On June 14, 2021, he began a new phase at TeleMadrid, hosting the program "Está Pasando", replacing Inés Ballester. He was joined by meteorologist Tania Garralda. The program ended on August 6, 2021.

== Career ==
=== Radio ===
- Top 40 Radio España (1988/1989). Announcer
- Radio Hora Radio España (1989/1990). Announcer
- Así son las mañanas de Cope Sevilla (2011/2014), on Cadena Cope. Collaborator
- La mañana COPE, for Sevilla (2015–2021), on Cadena Cope. Announcer
- Herrera en Cope, Substitute for Carlos Herrera during the summer from 10 to 12 am. (2018–present). Announcer
- El Tablero, radio game show for Cope Andalucía (2019/2020). Announcer
- Más de Uno Madrid Sur, local broadcast of Onda Cero Madrid Sur (2021/2022). Announcer

=== Television (as a presenter) ===
- Por la mañana (1988–1989) on Televisión Española, as an editor
- Zip Zap. La Guía (1989–1990), on Telemadrid.
- Verano 90 (1990), on Telemadrid.
- Telecupón (1991–1995), on Telecinco.
- Se acabó la siesta (1992), on Telecinco.
- Date un respiro (1993), on Telecinco.
- Bellezas al agua (1993), on Telecinco.
- ¿Se puede? (1993–1994), on Telecinco.
- El rastrillo (1995) on Antena 3.
- La noche de los magníficos (1996) on Antena 3.
- Telemaratón 97 (1997) on Antena 3.
- Un menú de 7 estrellas (1998) on Antena 3.
- Cosas de familia (1998) on Canal 9.
- El precio justo (1999) on Canal 7 TV Madrid.
- Números rojos (1999–2000), on Canal Sur.
- Paga extra (1999) on Canal Sur.
- Bravo por la tarde (2000–2003), on Canal Sur.
- El Padrino (2003–2004), on Canal Sur.
- Háblame de ti (2004), on Antena 3.
- A la carta (2004), on Antena 3.
- Bravo por Extremadura (2006), on Canal Extremadura.
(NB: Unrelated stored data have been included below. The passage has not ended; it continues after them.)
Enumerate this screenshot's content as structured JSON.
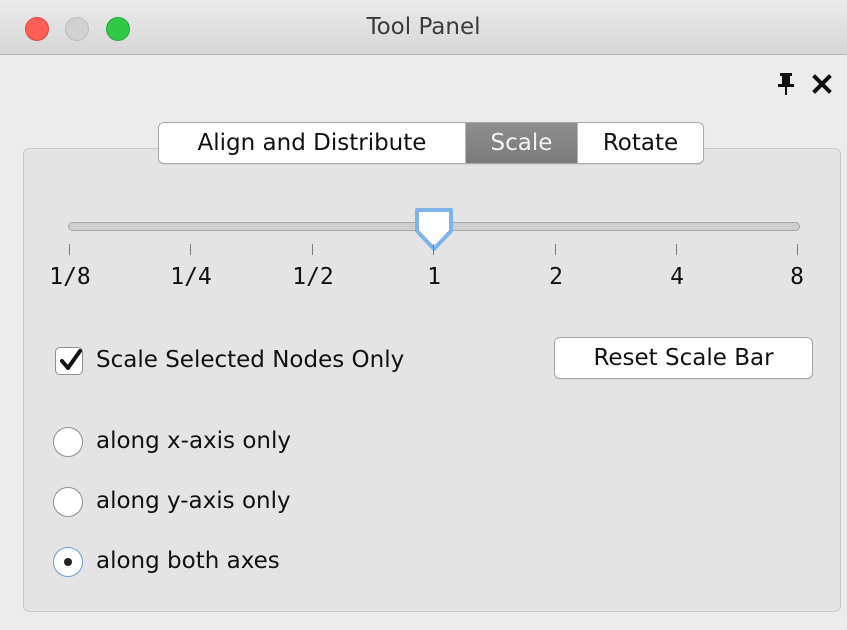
{
  "window": {
    "title": "Tool Panel"
  },
  "tabs": [
    {
      "label": "Align and Distribute",
      "selected": false
    },
    {
      "label": "Scale",
      "selected": true
    },
    {
      "label": "Rotate",
      "selected": false
    }
  ],
  "scale_slider": {
    "value": "1",
    "ticks": [
      "1/8",
      "1/4",
      "1/2",
      "1",
      "2",
      "4",
      "8"
    ]
  },
  "scale_selected_only": {
    "label": "Scale Selected Nodes Only",
    "checked": true
  },
  "reset_button": {
    "label": "Reset Scale Bar"
  },
  "axis_options": {
    "selected": "along both axes",
    "items": [
      {
        "label": "along x-axis only"
      },
      {
        "label": "along y-axis only"
      },
      {
        "label": "along both axes"
      }
    ]
  },
  "colors": {
    "selected_tab": "#858585",
    "accent": "#6b9ed8"
  }
}
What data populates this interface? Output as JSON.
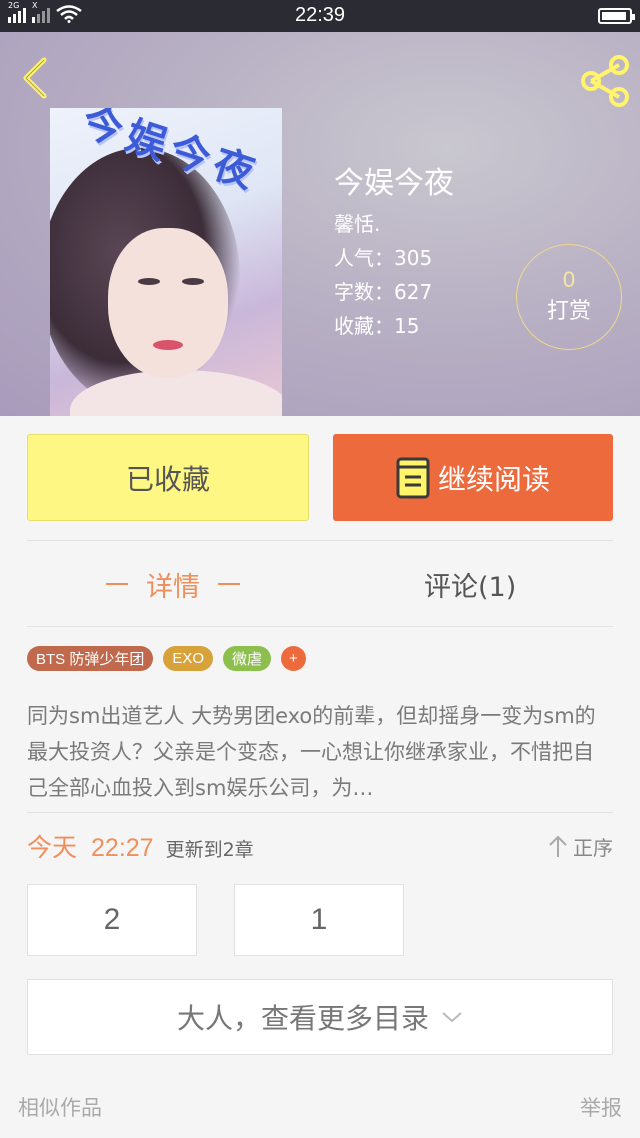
{
  "status_bar": {
    "time": "22:39",
    "network1": "2G",
    "network2": "X"
  },
  "book": {
    "title": "今娱今夜",
    "author": "馨恬.",
    "popularity": "人气：305",
    "word_count": "字数：627",
    "favorites": "收藏：15",
    "cover_art_text": "今娱今夜"
  },
  "reward": {
    "count": "0",
    "label": "打赏"
  },
  "actions": {
    "favorited_label": "已收藏",
    "continue_label": "继续阅读"
  },
  "tabs": {
    "detail": "详情",
    "comments": "评论(1)"
  },
  "tags": [
    {
      "label": "BTS  防弹少年团",
      "color": "#c0694d"
    },
    {
      "label": "EXO",
      "color": "#d8a23a"
    },
    {
      "label": "微虐",
      "color": "#8cbf4c"
    },
    {
      "label": "+",
      "color": "#ec6a3c"
    }
  ],
  "description": "同为sm出道艺人 大势男团exo的前辈，但却摇身一变为sm的最大投资人？父亲是个变态，一心想让你继承家业，不惜把自己全部心血投入到sm娱乐公司，为…",
  "update": {
    "day": "今天",
    "time": "22:27",
    "note": "更新到2章",
    "sort_label": "正序"
  },
  "chapters": [
    "2",
    "1"
  ],
  "more_label": "大人，查看更多目录",
  "footer": {
    "similar": "相似作品",
    "report": "举报"
  },
  "colors": {
    "accent": "#ec6a3c",
    "favorite_bg": "#fff783",
    "tab_active": "#f08f5c"
  }
}
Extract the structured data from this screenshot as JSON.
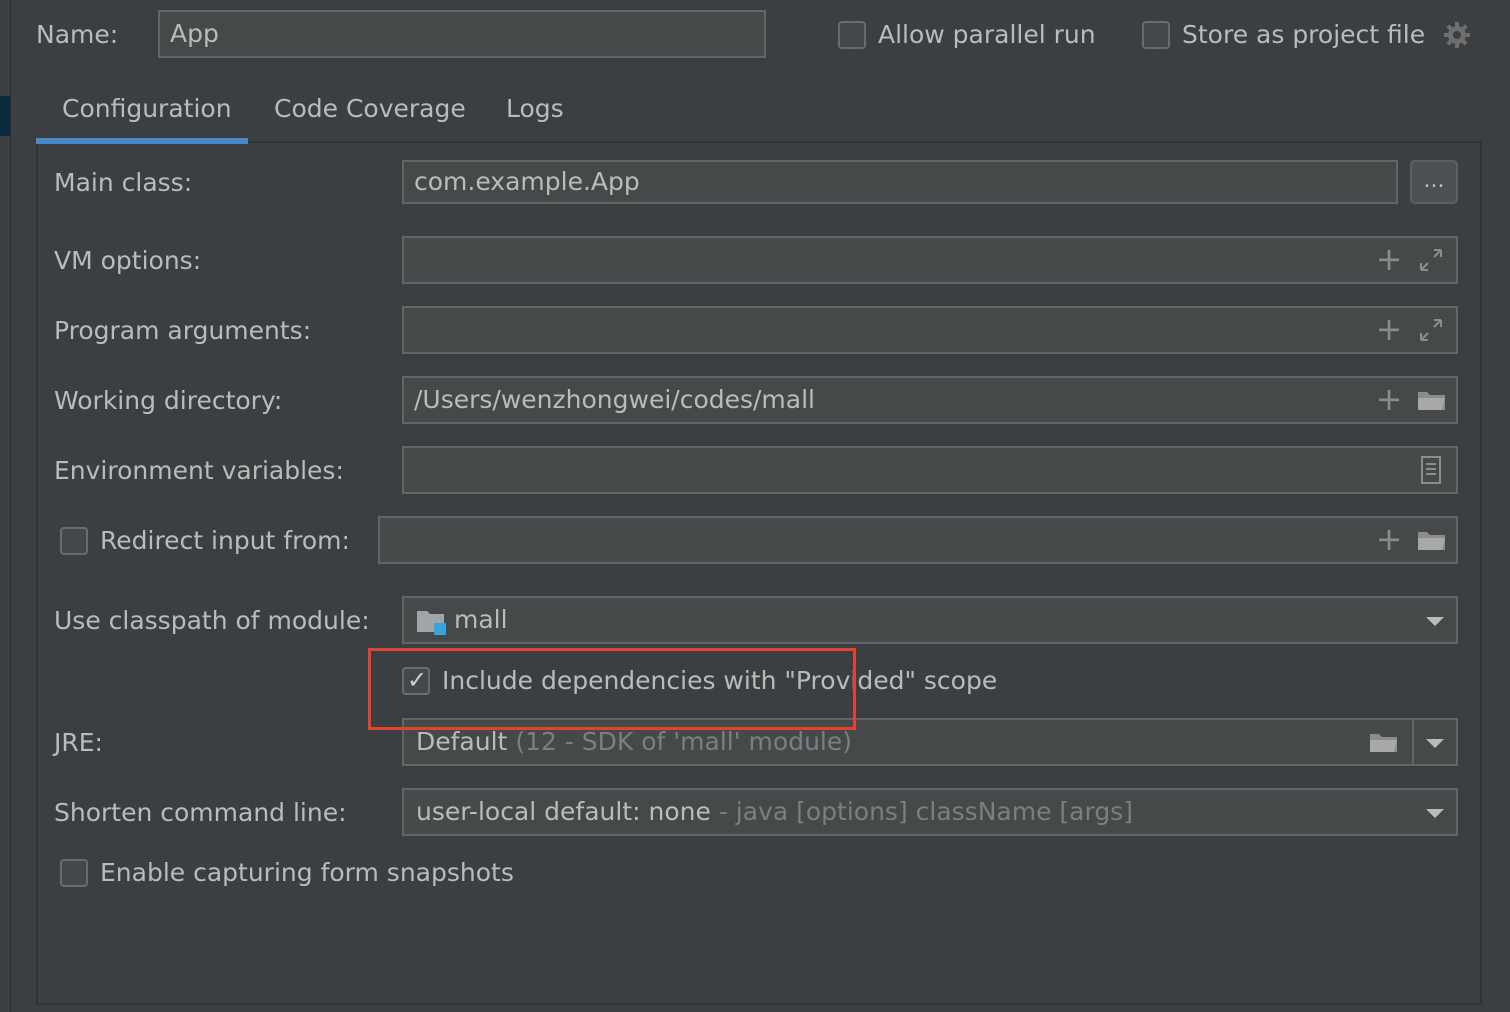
{
  "header": {
    "name_label": "Name:",
    "name_value": "App",
    "allow_parallel_label": "Allow parallel run",
    "store_project_label": "Store as project file"
  },
  "tabs": [
    {
      "label": "Configuration",
      "active": true
    },
    {
      "label": "Code Coverage",
      "active": false
    },
    {
      "label": "Logs",
      "active": false
    }
  ],
  "form": {
    "main_class_label": "Main class:",
    "main_class_value": "com.example.App",
    "browse_label": "...",
    "vm_options_label": "VM options:",
    "program_args_label": "Program arguments:",
    "working_dir_label": "Working directory:",
    "working_dir_value": "/Users/wenzhongwei/codes/mall",
    "env_vars_label": "Environment variables:",
    "redirect_input_label": "Redirect input from:",
    "classpath_label": "Use classpath of module:",
    "classpath_value": "mall",
    "include_provided_label": "Include dependencies with \"Provided\" scope",
    "include_provided_checked": true,
    "jre_label": "JRE:",
    "jre_value": "Default",
    "jre_hint": "(12 - SDK of 'mall' module)",
    "shorten_label": "Shorten command line:",
    "shorten_value": "user-local default: none",
    "shorten_hint": "- java [options] className [args]",
    "snapshots_label": "Enable capturing form snapshots"
  },
  "colors": {
    "background": "#3c3f41",
    "accent_tab": "#4a88c7",
    "highlight": "#e24232"
  }
}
- Vaya vecinos (2007) Canal Sur.
- A buenas horas (2008 - 2009), on La 7, (current shareholder of Radio Televisión de Castilla y León).
- Bravo Verano (2010), on Giralda Televisión.
- ¿QSM? (2011), on Metropolitan TV.
- Bravo a la 1 (2011), on Giralda Televisión.
- Andalucía a debate (2012), on Metropolitan TV.
- COAC 2012 (2012), on Onda Cádiz TV and Metropolitan TV.
- Bravo y su gente (2013–2015), on Intereconomía TV. Presenter
- Ven a cenar conmigo: Gourmet edition, in its Summer version (2018), on Cuatro, as a contestant
- No estás sola (2019) on Canal Sur TV. Presenter
- Supervivientes (2021) on Telecinco and Cuatro. Contestant (4th evicted)
- Está pasando (2021), on Telemadrid.
- Amar es para siempre (2023) on Antena 3. Special collaboration as Rodolfo Ballester in 3 episodes.